Here’s the confusion matrix:

import seaborn as sn
import pandas as pd
import matplotlib.pyplot as plt

len_num = len(test_dataset)

tp=len(test_answers[1][1])/len_num
fn=len(test_answers[1][0])/len_num
fp=len(test_answers[0][1])/len_num
tn=len(test_answers[0][0])/len_num

array_matrix = [[tp,tn], 
                [fp,fn]]
df_cm = pd.DataFrame(array_matrix, index = ['T', 'F'],
                  columns = ['P', 'N'])
plt.figure(figsize = (5,5))
sn.heatmap(df_cm, annot=True)

In the end, we will display wrongly predicted sentences:

print('False Negative:\n', test_answers[0][0][:3], 
      'False Positive:\n', test_answers[0][1][:3])

Results

The model converges quickly to good values, and then converges much more slowly, changing its loss values in a limited range:

Figure 3: Test/train loss and accuracy graphs

On the confusion matrix, we see that the model rarely makes mistakes, and often incorrectly predicts negative phrases, considering them positive:

Figure 4: Confusion matrix

Let's see in which predictions our network made a mistake.

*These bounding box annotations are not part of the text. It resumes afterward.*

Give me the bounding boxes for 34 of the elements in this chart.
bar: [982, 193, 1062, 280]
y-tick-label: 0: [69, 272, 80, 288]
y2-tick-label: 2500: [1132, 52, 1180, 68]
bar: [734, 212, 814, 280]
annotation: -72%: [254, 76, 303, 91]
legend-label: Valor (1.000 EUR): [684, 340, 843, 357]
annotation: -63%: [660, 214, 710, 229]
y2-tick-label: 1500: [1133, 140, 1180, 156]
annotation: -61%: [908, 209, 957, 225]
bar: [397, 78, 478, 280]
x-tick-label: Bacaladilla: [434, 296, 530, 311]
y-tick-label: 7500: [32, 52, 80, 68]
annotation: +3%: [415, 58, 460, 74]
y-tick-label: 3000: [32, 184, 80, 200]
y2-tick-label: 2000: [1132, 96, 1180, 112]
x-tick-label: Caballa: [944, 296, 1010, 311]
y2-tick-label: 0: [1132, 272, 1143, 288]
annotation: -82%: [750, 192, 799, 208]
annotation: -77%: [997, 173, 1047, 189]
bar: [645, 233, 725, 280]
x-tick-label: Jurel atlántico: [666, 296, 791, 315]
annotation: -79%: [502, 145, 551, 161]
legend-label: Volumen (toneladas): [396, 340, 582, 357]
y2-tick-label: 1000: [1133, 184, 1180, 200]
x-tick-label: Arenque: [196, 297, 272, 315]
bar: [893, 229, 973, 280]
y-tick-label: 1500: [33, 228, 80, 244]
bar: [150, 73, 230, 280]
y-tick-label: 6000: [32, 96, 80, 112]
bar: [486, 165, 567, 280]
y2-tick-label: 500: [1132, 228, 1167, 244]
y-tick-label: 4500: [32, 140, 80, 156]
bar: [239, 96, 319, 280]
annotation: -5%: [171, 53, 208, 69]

As we can see, only a few of them are real network errors. The rest of the errors are due to incorrect or controversial markup of the dataset:

Figure 5: False Negative & False Positive examples

Saving the Model

Finally, We can save our model to Google Drive:

save_path="./"
torch.save(model, save_path+'trained_roberta.pt')
print('All files saved')
print('Congratulations, you complete this tutorial')

Congratulations

You have successfully built a transformer classifier based on Roberta's model. Despite the not very high quality of the dataset, we managed to train the model to 87% accuracy, which is a great result in the task of tweet sentiment analysis. You can repeat the experiment with our Google Drive file.